The inherent properties of its medium or the atmospheric conditions of a site may themselves preserve a painting. The wax solvent binder of encaustic paintings (in which after application, the paint is fixed by heat [see below Mediums], for example) both holds the intensity and tonality of the original colours and protects the surface from damp. And, while prehistoric rock paintings and buon’ frescoes are preserved by natural chemical action, the tempera pigments believed to be mixed only with water on many ancient Egyptian murals are protected by the dry climate and unvarying temperature of the tombs. It has, however, been customary to varnish oil paintings, both to protect the surface against damage by soiling and handling and to restore the tonality lost when some darker pigments dry out into a higher key. Unfortunately, varnish will darken and yellow with time into the sometimes disastrously imitated “Old Masters’ mellow patina.” Once admired, this amber-gravy film is now generally removed to reveal the colours in their original intensity. Glass began to replace varnish towards the end of the 19th century, when artists wished to retain the fresh, luminous finish of pigments applied directly to a pure white ground. The air-conditioning and temperature-control systems of modern museums make both varnishing and glazing unnecessary, except for older and more fragile exhibits.
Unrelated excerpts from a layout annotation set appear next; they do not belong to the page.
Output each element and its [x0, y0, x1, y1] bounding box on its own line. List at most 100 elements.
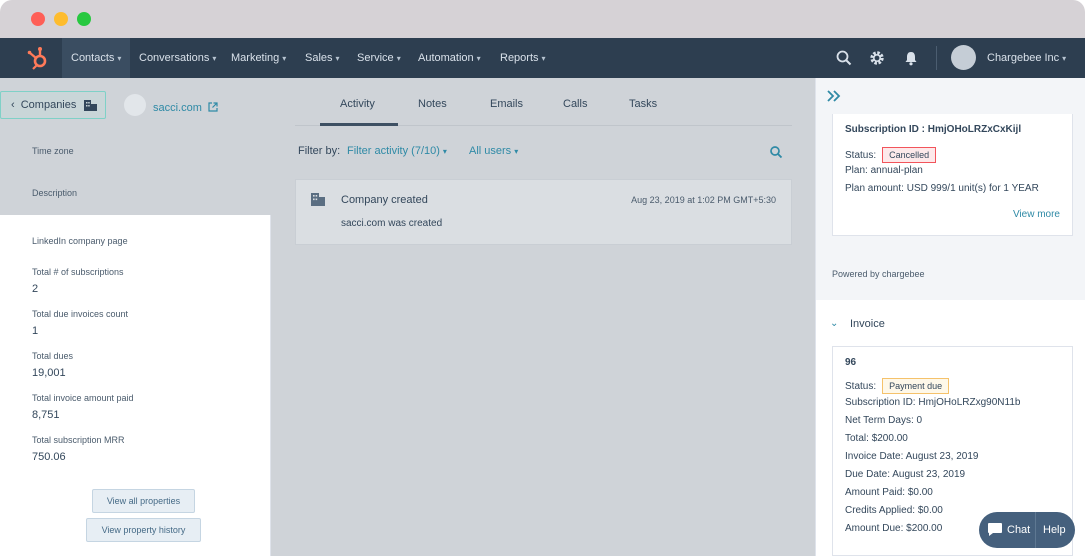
field-value: $0.00	[917, 505, 943, 516]
account-menu[interactable]: Chargebee Inc ▾	[987, 38, 1066, 78]
filter-activity-dropdown[interactable]: Filter activity (7/10) ▾	[347, 145, 447, 157]
field-value: August 23, 2019	[905, 451, 979, 462]
field-value: $200.00	[871, 433, 908, 444]
chevron-down-icon: ▾	[514, 147, 519, 156]
sidebar-header-overlay: ‹ Companies sacci.com Time zone Descript…	[0, 78, 271, 215]
subscription-section: Subscription ID : HmjOHoLRZxCxKijl Statu…	[816, 78, 1085, 300]
chat-help-widget[interactable]: Chat Help	[979, 512, 1075, 548]
nav-conversations[interactable]: Conversations ▾	[139, 38, 216, 78]
plan-value: annual-plan	[870, 165, 923, 176]
help-button-label[interactable]: Help	[1043, 524, 1066, 536]
invoice-status: Status: Payment due	[845, 378, 950, 394]
tab-notes[interactable]: Notes	[418, 98, 447, 110]
nav-marketing-label: Marketing	[231, 52, 280, 64]
view-more-link[interactable]: View more	[1013, 209, 1060, 220]
property-label: LinkedIn company page	[32, 236, 128, 246]
nav-automation[interactable]: Automation ▾	[418, 38, 481, 78]
powered-by-text: Powered by chargebee	[832, 269, 925, 279]
field-label: Invoice Date:	[845, 451, 904, 462]
tab-tasks[interactable]: Tasks	[629, 98, 657, 110]
chat-bubble-icon	[988, 523, 1002, 536]
property-label: Total invoice amount paid	[32, 393, 134, 403]
chevron-down-icon: ▾	[117, 54, 122, 63]
double-chevron-right-icon[interactable]	[826, 88, 842, 104]
property-value: 2	[32, 283, 39, 295]
back-to-companies-button[interactable]: ‹ Companies	[0, 91, 106, 119]
activity-card[interactable]: Company created Aug 23, 2019 at 1:02 PM …	[295, 179, 792, 245]
search-icon[interactable]	[769, 145, 783, 159]
chevron-down-icon: ▾	[476, 54, 481, 63]
view-all-properties-button[interactable]: View all properties	[92, 489, 195, 513]
chat-button-label[interactable]: Chat	[1007, 524, 1030, 536]
nav-service[interactable]: Service ▾	[357, 38, 401, 78]
activity-timestamp: Aug 23, 2019 at 1:02 PM GMT+5:30	[631, 195, 776, 205]
active-tab-indicator	[320, 123, 398, 126]
property-amount-paid: Total invoice amount paid 8,751	[32, 393, 134, 421]
property-label: Total subscription MRR	[32, 435, 125, 445]
nav-reports[interactable]: Reports ▾	[500, 38, 546, 78]
invoice-date: Invoice Date: August 23, 2019	[845, 451, 978, 462]
subscription-status: Status: Cancelled	[845, 147, 937, 163]
building-icon	[84, 100, 97, 111]
field-label: Total:	[845, 433, 869, 444]
invoice-due-date: Due Date: August 23, 2019	[845, 469, 965, 480]
maximize-window-button[interactable]	[77, 12, 91, 26]
company-domain-link[interactable]: sacci.com	[153, 102, 218, 114]
tab-emails[interactable]: Emails	[490, 98, 523, 110]
back-label: Companies	[20, 99, 77, 111]
tab-calls[interactable]: Calls	[563, 98, 587, 110]
status-label: Status:	[845, 150, 877, 161]
status-label: Status:	[845, 381, 877, 392]
bell-icon[interactable]	[902, 49, 920, 67]
status-badge: Payment due	[882, 378, 950, 394]
plan-label: Plan:	[845, 165, 868, 176]
nav-sales-label: Sales	[305, 52, 333, 64]
subscription-id-text: Subscription ID : HmjOHoLRZxCxKijl	[845, 124, 1022, 135]
filter-label: Filter by:	[298, 145, 341, 157]
invoice-section-title: Invoice	[850, 318, 885, 330]
invoice-subscription-id: Subscription ID: HmjOHoLRZxg90N11b	[845, 397, 1020, 408]
property-value: 750.06	[32, 451, 66, 463]
property-value: 1	[32, 325, 39, 337]
hubspot-logo-icon[interactable]	[24, 44, 52, 72]
company-domain-text: sacci.com	[153, 102, 202, 114]
view-property-history-button[interactable]: View property history	[86, 518, 201, 542]
time-zone-label: Time zone	[32, 146, 74, 156]
nav-divider	[936, 46, 937, 70]
property-due-invoices: Total due invoices count 1	[32, 309, 128, 337]
invoice-section-header[interactable]: ⌄ Invoice	[816, 306, 1085, 342]
nav-automation-label: Automation	[418, 52, 474, 64]
close-window-button[interactable]	[31, 12, 45, 26]
property-label: Total due invoices count	[32, 309, 129, 319]
invoice-credits: Credits Applied: $0.00	[845, 505, 943, 516]
amount-label: Plan amount:	[845, 183, 904, 194]
nav-sales[interactable]: Sales ▾	[305, 38, 340, 78]
nav-marketing[interactable]: Marketing ▾	[231, 38, 286, 78]
external-link-icon	[208, 102, 218, 112]
nav-service-label: Service	[357, 52, 394, 64]
tab-activity[interactable]: Activity	[340, 98, 375, 110]
subscription-id: Subscription ID : HmjOHoLRZxCxKijl	[845, 124, 1021, 135]
linkedin-property: LinkedIn company page	[32, 236, 128, 246]
field-label: Due Date:	[845, 469, 891, 480]
property-label: Total # of subscriptions	[32, 267, 124, 277]
search-icon[interactable]	[835, 49, 853, 67]
nav-contacts-label: Contacts	[71, 52, 115, 64]
account-name: Chargebee Inc	[987, 52, 1060, 64]
chevron-down-icon: ▾	[396, 54, 401, 63]
invoice-net-term: Net Term Days: 0	[845, 415, 922, 426]
user-avatar[interactable]	[951, 45, 976, 70]
filter-users-dropdown[interactable]: All users ▾	[469, 145, 518, 157]
gear-icon[interactable]	[868, 49, 886, 67]
property-total-subscriptions: Total # of subscriptions 2	[32, 267, 124, 295]
property-value: 19,001	[32, 367, 66, 379]
minimize-window-button[interactable]	[54, 12, 68, 26]
company-sidebar: ‹ Companies sacci.com Time zone Descript…	[0, 78, 271, 556]
chevron-down-icon: ⌄	[830, 318, 839, 329]
activity-description: sacci.com was created	[341, 218, 443, 229]
filter-users-label: All users	[469, 145, 512, 157]
chevron-down-icon: ▾	[212, 54, 217, 63]
nav-contacts[interactable]: Contacts ▾	[62, 38, 131, 78]
property-label: Total dues	[32, 351, 74, 361]
app-window: Contacts ▾ Conversations ▾ Marketing ▾ Sale…	[0, 0, 1085, 556]
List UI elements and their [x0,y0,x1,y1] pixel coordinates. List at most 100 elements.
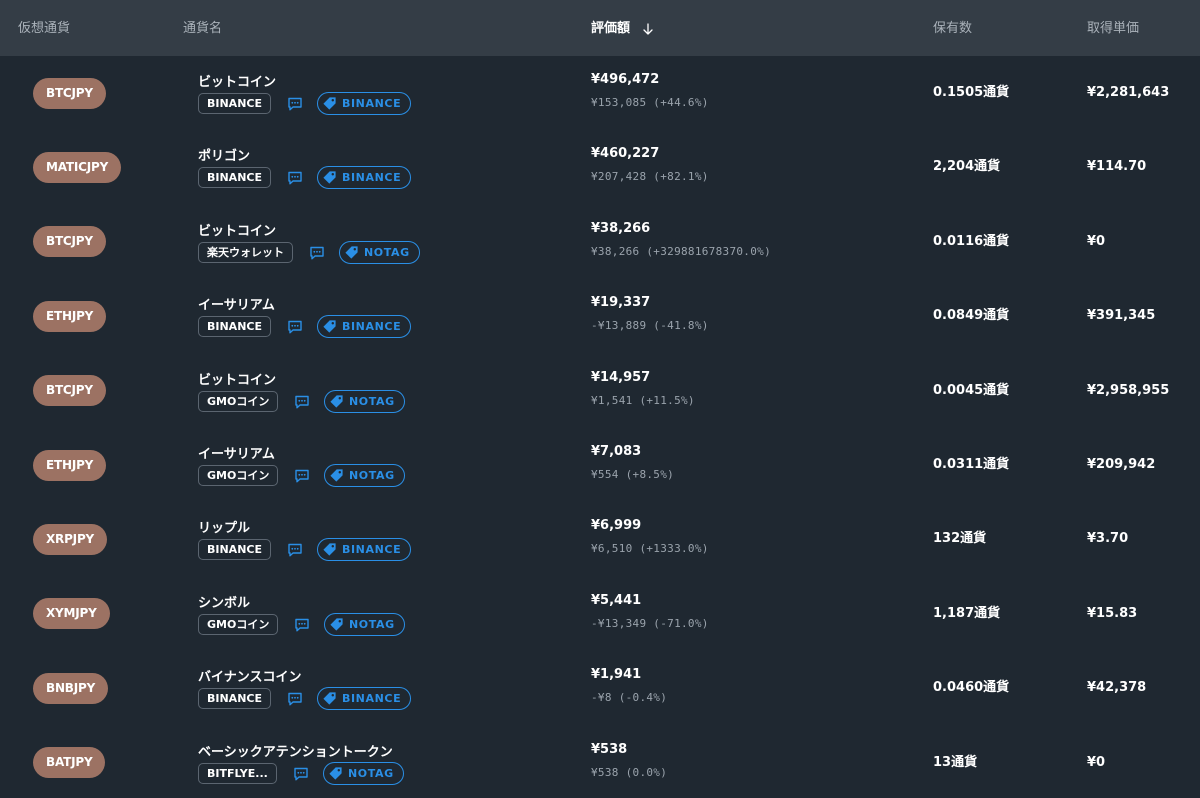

The frames surrounding early altarpieces, icons, and cassone panels (painted panels on the chest used for a bride’s household linen) were often structural parts of the support. With the introduction of portable easel pictures, heavy frames not only provided some protection from theft and damage but were considered an aesthetic addition to a painting, and frame making became a specialized craft. Gilded gesso moldings (made of plaster of paris and sizing that forms the surface for low relief) in extravagant swags of fruit and flowers certainly seem almost an extension of the restless, exuberant design of a Baroque or Rococo painting. A sturdy frame also provided a proscenium (in a theatre, the area between the orchestra and the curtain) in which the picture was separated from its immediate surroundings, thus adding to the window view an illusion intended by the artist. Deep, ornate frames are unsuitable for many modern paintings, where the artist’s intention is for his art to appear to advance toward the spectator rather than be viewed by him as if through a wall aperture. In modern Minimalist paintings, no effects of spatial illusionism are wanted; and, in order to emphasize the physical shape of the support itself and to emphasise its flatness, these abstract, geometrical designs are often displayed without frames or are only edged with thin protective strips of wood or metal.